Two months ago, Cyclone Amphan ripped through Eastern India and Bangladesh. West Bengal bore the brunt of the storm. Winds blowing at 130 km per hour destroyed nearly 30 lakh houses and damaged crops in 17 lakh hectares of land. At least 95 people lost their lives. Ten days later, the West Bengal government announced a relief package of Rs 6,250 crore — it released the first tranche on June 2. But in less than two weeks, the state government’s relief efforts were riddled with allegations of corruption and it had to face protests. Chief Minister Mamata Banerjee has defended her government and claimed that “almost 99 per cent beneficiaries got government relief for Amphan”. However, as an investigation by this paper has revealed, there were irregularities in preparing lists of beneficiaries, misappropriation of relief material, and nepotism and political favouritism at panchayat-level institutions in the disbursal of funds.

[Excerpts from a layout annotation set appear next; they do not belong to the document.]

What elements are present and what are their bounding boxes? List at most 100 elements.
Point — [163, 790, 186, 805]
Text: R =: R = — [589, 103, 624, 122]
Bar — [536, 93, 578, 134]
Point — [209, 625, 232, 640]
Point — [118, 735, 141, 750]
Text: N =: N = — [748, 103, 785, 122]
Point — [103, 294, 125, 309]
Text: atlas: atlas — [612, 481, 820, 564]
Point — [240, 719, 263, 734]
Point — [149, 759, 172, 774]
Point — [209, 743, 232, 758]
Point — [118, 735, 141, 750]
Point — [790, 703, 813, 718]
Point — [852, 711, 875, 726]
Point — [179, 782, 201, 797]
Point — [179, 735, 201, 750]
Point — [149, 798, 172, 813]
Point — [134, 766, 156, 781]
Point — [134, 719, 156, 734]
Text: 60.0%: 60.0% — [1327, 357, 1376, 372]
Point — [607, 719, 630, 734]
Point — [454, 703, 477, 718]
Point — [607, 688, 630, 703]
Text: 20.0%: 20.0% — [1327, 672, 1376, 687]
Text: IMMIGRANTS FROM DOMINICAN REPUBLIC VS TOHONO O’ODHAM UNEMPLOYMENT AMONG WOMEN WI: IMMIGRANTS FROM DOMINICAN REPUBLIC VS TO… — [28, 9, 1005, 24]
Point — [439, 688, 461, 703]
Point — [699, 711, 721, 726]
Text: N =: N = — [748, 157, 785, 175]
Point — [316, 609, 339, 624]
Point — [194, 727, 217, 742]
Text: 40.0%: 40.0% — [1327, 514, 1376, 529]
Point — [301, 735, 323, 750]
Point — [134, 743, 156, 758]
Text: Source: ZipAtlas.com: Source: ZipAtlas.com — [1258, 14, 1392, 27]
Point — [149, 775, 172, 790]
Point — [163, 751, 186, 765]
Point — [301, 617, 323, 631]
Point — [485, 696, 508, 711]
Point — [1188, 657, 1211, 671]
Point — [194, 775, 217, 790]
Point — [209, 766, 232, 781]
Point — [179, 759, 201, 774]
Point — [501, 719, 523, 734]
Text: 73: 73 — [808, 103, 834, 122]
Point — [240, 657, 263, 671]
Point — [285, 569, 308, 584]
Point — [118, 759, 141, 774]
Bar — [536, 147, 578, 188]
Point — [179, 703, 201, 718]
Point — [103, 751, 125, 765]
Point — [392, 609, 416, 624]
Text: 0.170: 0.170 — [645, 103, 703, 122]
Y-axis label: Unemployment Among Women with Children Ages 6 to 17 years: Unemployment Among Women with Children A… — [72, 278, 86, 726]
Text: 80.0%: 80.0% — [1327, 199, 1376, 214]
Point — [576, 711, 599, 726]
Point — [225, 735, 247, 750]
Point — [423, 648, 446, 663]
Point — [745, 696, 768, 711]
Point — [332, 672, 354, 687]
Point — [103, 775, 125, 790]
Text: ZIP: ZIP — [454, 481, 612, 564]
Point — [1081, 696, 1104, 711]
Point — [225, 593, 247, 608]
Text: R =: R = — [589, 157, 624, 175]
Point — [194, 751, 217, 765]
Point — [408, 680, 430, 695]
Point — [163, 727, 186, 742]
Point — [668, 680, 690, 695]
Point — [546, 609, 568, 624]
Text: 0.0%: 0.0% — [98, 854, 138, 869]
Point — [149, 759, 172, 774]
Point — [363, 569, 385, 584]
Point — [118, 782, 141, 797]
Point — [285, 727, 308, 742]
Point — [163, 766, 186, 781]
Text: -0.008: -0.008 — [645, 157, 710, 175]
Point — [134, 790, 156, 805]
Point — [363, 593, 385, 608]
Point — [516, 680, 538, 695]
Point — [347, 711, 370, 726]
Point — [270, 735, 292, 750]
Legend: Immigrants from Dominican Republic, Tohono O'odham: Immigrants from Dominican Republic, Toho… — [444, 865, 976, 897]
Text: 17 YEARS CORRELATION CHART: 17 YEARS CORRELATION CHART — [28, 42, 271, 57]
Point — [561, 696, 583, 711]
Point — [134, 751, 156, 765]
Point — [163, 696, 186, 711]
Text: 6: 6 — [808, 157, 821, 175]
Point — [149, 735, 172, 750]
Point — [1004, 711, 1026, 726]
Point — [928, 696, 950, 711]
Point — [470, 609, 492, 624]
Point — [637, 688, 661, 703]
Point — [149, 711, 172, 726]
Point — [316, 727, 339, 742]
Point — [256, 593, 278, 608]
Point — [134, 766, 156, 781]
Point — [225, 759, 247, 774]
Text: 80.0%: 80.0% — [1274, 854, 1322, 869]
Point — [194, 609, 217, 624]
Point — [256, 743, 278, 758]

Helping people pick up the pieces after a natural disaster requires government intervention on multiple fronts — organising food, potable water and medical aid, rebuilding houses flattened by the cyclone, restoring livelihoods. With its human and financial resources already taxed by the coronavirus pandemic, West Bengal had its task out. The reasons for devising a foolproof system to reach relief material to the intended beneficiaries couldn’t have been more compelling. But the state government response to this challenge has left much to be desired. Bogus names have appeared in the lists of beneficiaries and people whose houses have withstood the ravages of the storm have received compensation, apparently because they had links with the politically powerful. As members of the party in power, the Trinamool Congress (TMC) cadre should have been at the forefront of rehabilitation efforts. Instead, going by the show cause notices issued by the party to its errant members, nearly 200 TMC activists, several of them panchayat functionaries, face charges of filing false claims. The alleged participation of members of the BJP and CPM in the corruption shows how deep the rot runs in West Bengal’s local-level bodies.
A number of studies, including reports of the Intergovernmental Panel on Climate Change (IPCC), have pointed out that the frequency of severe cyclonic storms — like Amphan — will increase in the Indian Ocean because of global warming. These studies have talked about building the resilience of people in the areas threatened by these events by securing their livelihoods. If its post-Amphan relief efforts are any indication, the West Bengal government has much to do on that front. The farmers in the state’s betel-vine belt, for instance, have not received the promised compensation for their damaged crops. Instead, those with political connections, including many who do not cultivate betel, have siphoned off money. Such corruption is worrying given that building climate resilience will require robust institutions at the grass roots level. Those guilty in the Amphan relief scam must be brought to book.